Things To Do About an Upside-Down Mortgage

Things To Do About an Upside-Down Mortgage

The decline in home values in many regions of the nation because 2006 has left many homeowners that bought homes or refinanced in 2003 through 2007 with a mortgage balance that is higher than the current value of the house. Owing more cash on a loan than the home is worth is known as being upside-down or having negative equity.

Considerations

The very first step is to evaluate your home’s worth, your mortgage and your personal finances. You need to determine if the mortgage is still affordable and if it can change later on. For instance, if the loan is interest only, the payment will increase significantly when the interest-only period runs out. Evaluate the loan amount to the house worth. If the house is worth half of the loan worth, drastic measures may be the optimal solution. If the house is worth 10 or 20% less than the loan value, you may have more choices.

Warning

The drastic remedy to get out of an upside-down mortgage would be to submit a voluntary foreclosure, where the lender chooses the home back, or a brief sale. A brief sale is when the home sells for less than the loan amount, but the creditor accepts the lower price as complete payment on the loan. Either option may have a serious negative impact on your credit rating and will influence your ability to buy another house or to borrow cash.

Modification

It can be possible to receive a modification to your home loan to make it more affordable. The government’s Home Affordability Software encourages and pays mortgage businesses to work with homeowners to modify their mortgages for reduced payments. Most modification programs don’t decrease the principal amount of the loan, but might make monthly payments more affordable so that you can remain in your home.
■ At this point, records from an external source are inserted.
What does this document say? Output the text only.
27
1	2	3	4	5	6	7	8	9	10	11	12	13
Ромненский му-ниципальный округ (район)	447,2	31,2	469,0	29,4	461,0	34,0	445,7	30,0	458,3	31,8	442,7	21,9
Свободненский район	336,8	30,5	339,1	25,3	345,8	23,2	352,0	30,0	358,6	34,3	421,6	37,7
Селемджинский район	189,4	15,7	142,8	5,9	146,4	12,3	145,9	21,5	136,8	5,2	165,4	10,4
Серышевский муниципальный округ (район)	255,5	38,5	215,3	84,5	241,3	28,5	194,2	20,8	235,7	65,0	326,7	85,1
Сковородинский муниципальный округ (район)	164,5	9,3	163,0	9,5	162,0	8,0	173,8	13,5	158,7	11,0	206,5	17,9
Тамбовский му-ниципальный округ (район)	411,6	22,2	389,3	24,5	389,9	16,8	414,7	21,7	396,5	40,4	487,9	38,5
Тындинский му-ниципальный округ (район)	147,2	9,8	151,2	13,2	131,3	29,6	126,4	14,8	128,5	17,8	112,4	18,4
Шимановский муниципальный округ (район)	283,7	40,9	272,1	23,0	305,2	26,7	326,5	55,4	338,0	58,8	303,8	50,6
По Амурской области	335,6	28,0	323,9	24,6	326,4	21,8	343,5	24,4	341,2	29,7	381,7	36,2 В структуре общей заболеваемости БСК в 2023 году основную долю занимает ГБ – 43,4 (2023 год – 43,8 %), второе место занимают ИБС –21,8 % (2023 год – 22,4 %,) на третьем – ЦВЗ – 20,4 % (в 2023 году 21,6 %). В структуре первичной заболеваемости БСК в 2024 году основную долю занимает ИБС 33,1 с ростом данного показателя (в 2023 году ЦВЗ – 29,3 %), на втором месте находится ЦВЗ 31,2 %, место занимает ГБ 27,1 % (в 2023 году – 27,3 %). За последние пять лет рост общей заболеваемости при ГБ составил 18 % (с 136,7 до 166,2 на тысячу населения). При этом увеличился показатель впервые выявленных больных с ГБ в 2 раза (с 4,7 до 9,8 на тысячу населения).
The authorities modification plan allows fluctuations in interest rates to lower the payment, and the loan amount can be up to 125% of the house’s value.

Resources

Should you have to make a change on your home situation, talk to a housing counselor. The Hope Now website is run by the U.S. Department of Housing and Urban Development’s approved counseling agencies and mortgage companies to give help to homeowners. HUD also has a page on its site providing information on home advisers in your area.

Possible

A developing trend is cash-in mortgage refinancing, according to”The Washington Post.” It’s becoming more common for homeowners that want to maintain their homes and refinance at lower interest rates to pay in money to lower the loan amount and qualify for a mortgage. In a February 2010 article,”The Washington Post reported that in refinances through Freddie Mac, 33 percent of taxpayers were paying money to lessen the mortgage amount and receive a lower interest rate.